I don’t understand Disney. There are plenty of exceptional pirate bands out there, yet Disney seems oblivious. When Micky Mouse and gang decide to make a children’s album that feeds off the Pirates of the Caribbean success, rather than search for the experts in the matter, they go it alone. Sure, I know they do it so they can keep all the loot for themselves, and that would be fine if they made an album that in some way contributed to the genre. But they didn’t. Instead they made a half-hearted album of sissy pirate-esque songs that will be purchased by droves of impressionable children, who will then quickly decide that pirate music isn’t all that exciting, and never feel inspired to seek out those truly worthwhile pirate albums that don’t enjoy the sponsorship of Disney, or feature Jack Sparrow’s smiling mug on the cover.
Nearly half this album’s songs – Away Away Away, Treasure, The First Mate is a Monkey, Welcome to the Caribbean, Stoway, and Davy Jones Locker – are of the most lame variety of pirate tune imaginable. These aren’t pirate songs, they’re kiddy songs about pirates, sung by witless children’s entertainers. The songs contain no teeth, no humor, and won’t stick in your head like a decent song ought. Roughly the other half of the album is made up of pirate remakes from film, stage, and tradition – Shiver My Timbers, Yo Ho Ho, Sailing for Adventure, Blow the Man Down, and A Pirate’s Life for me. All are significant improvements over the previously mentioned songs, although each is substandard to the origninal, what’s more has been sung and resung to greater effect elsewhere. This leaves two songs that – to my knowledge – are truly original, and don’t entirely blow. The Legend of Davy Jones and Pirates of the Black Tide are reasonably decent, but hardly enough to warrant the purchase of this album by themselves.

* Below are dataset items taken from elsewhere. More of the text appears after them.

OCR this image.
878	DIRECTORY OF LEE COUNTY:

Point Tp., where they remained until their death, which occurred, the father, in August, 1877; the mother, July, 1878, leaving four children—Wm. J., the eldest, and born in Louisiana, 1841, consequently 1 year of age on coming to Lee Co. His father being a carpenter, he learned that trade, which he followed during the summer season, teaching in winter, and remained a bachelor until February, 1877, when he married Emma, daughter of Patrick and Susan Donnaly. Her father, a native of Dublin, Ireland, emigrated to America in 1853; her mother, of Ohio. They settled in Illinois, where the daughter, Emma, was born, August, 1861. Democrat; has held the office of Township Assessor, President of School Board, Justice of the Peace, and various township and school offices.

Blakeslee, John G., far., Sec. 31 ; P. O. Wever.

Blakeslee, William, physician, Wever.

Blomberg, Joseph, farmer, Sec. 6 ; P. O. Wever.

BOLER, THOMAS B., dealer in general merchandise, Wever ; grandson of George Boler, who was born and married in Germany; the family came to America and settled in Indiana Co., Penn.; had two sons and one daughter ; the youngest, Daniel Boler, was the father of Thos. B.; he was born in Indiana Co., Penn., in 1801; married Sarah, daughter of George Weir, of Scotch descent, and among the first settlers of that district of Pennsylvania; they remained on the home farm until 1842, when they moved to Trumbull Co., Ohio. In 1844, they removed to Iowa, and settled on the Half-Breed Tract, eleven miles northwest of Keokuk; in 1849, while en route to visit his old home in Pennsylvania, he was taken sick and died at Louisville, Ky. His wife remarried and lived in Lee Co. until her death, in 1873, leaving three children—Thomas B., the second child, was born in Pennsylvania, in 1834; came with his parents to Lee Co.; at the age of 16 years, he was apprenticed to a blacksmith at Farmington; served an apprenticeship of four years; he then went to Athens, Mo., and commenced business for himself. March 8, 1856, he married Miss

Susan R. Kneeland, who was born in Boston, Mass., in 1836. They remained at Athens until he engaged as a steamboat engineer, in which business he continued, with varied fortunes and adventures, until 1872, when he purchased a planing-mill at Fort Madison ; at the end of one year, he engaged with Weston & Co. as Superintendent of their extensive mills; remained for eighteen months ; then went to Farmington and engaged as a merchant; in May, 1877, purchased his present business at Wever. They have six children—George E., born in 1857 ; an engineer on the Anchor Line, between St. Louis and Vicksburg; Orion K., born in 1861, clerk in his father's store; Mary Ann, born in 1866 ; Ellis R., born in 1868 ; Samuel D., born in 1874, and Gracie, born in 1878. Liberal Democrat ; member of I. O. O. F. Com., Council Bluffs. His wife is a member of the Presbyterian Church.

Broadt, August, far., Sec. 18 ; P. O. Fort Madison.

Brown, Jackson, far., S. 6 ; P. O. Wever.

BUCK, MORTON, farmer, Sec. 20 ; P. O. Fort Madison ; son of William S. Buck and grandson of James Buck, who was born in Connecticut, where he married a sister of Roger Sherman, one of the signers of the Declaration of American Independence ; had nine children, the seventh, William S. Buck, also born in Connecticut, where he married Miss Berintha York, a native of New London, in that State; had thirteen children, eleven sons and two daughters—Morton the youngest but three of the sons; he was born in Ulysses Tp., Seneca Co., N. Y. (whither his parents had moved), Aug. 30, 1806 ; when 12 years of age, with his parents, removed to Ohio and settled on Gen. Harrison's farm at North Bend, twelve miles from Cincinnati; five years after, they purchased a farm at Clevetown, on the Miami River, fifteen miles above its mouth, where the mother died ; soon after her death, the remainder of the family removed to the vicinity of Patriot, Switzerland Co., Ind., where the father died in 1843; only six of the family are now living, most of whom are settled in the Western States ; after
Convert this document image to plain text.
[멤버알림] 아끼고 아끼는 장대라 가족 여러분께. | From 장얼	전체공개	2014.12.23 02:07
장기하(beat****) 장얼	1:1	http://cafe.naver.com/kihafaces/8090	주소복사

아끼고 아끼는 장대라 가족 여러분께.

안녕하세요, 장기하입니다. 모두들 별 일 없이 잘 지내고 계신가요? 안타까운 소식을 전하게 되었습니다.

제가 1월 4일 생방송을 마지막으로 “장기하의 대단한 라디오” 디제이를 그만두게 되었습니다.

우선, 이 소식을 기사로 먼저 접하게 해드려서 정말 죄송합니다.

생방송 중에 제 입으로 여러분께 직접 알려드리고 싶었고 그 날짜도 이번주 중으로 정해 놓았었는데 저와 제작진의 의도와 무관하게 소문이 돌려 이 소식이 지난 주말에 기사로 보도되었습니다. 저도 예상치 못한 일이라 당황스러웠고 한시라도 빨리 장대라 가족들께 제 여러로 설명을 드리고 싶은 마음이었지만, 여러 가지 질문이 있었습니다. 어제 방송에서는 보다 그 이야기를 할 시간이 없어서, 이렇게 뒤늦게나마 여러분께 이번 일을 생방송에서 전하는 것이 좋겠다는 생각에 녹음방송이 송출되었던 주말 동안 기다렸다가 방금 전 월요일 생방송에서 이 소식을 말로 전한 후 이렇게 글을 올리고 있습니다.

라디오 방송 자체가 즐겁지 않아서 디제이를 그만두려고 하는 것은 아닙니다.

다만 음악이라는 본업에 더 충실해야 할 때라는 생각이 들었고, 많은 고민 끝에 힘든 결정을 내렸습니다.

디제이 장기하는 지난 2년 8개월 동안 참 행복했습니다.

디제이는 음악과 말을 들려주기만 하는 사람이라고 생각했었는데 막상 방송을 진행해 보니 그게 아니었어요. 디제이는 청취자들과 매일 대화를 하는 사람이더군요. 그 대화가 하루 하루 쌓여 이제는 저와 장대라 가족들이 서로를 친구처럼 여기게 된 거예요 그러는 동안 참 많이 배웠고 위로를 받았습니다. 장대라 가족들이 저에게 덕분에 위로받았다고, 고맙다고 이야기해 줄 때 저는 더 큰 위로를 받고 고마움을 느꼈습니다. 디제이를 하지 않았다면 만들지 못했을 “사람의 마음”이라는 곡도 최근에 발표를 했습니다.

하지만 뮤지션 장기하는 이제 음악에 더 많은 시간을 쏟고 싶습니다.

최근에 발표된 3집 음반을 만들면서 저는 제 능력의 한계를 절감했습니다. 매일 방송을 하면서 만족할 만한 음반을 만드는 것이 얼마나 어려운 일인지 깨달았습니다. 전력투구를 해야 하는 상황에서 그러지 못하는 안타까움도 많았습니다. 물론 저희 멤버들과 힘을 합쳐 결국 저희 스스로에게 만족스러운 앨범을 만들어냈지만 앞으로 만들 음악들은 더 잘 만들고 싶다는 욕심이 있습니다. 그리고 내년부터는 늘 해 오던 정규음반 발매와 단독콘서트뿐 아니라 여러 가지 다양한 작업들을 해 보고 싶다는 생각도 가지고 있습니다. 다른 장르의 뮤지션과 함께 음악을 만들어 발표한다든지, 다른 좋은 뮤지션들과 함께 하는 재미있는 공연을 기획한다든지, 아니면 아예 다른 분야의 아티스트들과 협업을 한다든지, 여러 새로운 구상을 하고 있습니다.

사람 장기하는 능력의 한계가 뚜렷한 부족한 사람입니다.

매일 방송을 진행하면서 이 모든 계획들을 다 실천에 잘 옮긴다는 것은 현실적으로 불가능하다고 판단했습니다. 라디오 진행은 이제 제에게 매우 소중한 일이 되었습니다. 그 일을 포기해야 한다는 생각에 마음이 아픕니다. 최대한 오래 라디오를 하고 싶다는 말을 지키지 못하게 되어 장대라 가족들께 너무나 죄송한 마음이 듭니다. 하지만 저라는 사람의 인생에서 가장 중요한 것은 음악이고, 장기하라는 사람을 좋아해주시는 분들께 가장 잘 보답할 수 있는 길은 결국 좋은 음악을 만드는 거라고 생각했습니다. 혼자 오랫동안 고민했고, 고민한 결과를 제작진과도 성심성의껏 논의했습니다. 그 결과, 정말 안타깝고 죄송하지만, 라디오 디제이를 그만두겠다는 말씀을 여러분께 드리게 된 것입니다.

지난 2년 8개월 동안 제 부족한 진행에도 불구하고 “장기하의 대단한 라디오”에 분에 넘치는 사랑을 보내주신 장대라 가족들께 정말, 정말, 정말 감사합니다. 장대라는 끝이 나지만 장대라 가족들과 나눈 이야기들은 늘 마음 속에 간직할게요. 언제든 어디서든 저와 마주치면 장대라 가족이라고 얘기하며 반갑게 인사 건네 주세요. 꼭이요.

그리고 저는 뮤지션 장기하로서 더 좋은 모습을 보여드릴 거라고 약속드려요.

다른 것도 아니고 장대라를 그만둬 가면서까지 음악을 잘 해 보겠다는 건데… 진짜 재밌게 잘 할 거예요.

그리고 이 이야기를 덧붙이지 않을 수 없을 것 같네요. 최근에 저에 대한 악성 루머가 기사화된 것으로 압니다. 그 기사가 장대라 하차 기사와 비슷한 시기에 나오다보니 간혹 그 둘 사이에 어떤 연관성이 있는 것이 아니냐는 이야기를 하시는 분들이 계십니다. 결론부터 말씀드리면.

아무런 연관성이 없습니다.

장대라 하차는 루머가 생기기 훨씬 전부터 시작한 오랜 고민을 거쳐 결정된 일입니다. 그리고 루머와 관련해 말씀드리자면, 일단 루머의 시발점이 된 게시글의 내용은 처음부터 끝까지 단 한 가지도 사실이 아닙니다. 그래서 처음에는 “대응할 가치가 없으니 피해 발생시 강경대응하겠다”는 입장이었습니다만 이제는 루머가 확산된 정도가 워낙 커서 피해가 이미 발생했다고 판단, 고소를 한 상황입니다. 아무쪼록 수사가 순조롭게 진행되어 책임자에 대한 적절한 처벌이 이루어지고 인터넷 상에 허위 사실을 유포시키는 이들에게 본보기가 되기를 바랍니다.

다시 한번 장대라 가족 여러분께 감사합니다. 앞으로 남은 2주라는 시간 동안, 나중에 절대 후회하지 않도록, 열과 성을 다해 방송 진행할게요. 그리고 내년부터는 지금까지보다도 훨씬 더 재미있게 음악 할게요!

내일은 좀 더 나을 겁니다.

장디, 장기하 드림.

When Disney puts its mind to it, it can create genius. But all too often they just crank out garbage for a quick buck, and this seems the case with Swashbuckling Sea Songs. The music is a dud, the liner notes are filled with little known pirate facts (that you likely already know) and even the editor seemed asleep at the helm – how else would Pirate King – brainchild of Gilbert and Sullivan – be labled a “traditional” ballad? Parents seeking to start their young barnacles off right would do well to push this album aside in favor of Captain Bogg & Salty’s Bedtime Stories for Pirates. Folks seeking fun remakes of pirate favorites can get an abundance with Mallory & McCall’s Skeleton Crew Pirate Band’s Kings of the Sea. The only people that should purchase this album are those wanting to shovel more money to the Pirates of the Caribbean franchise merely for the sake of doing so.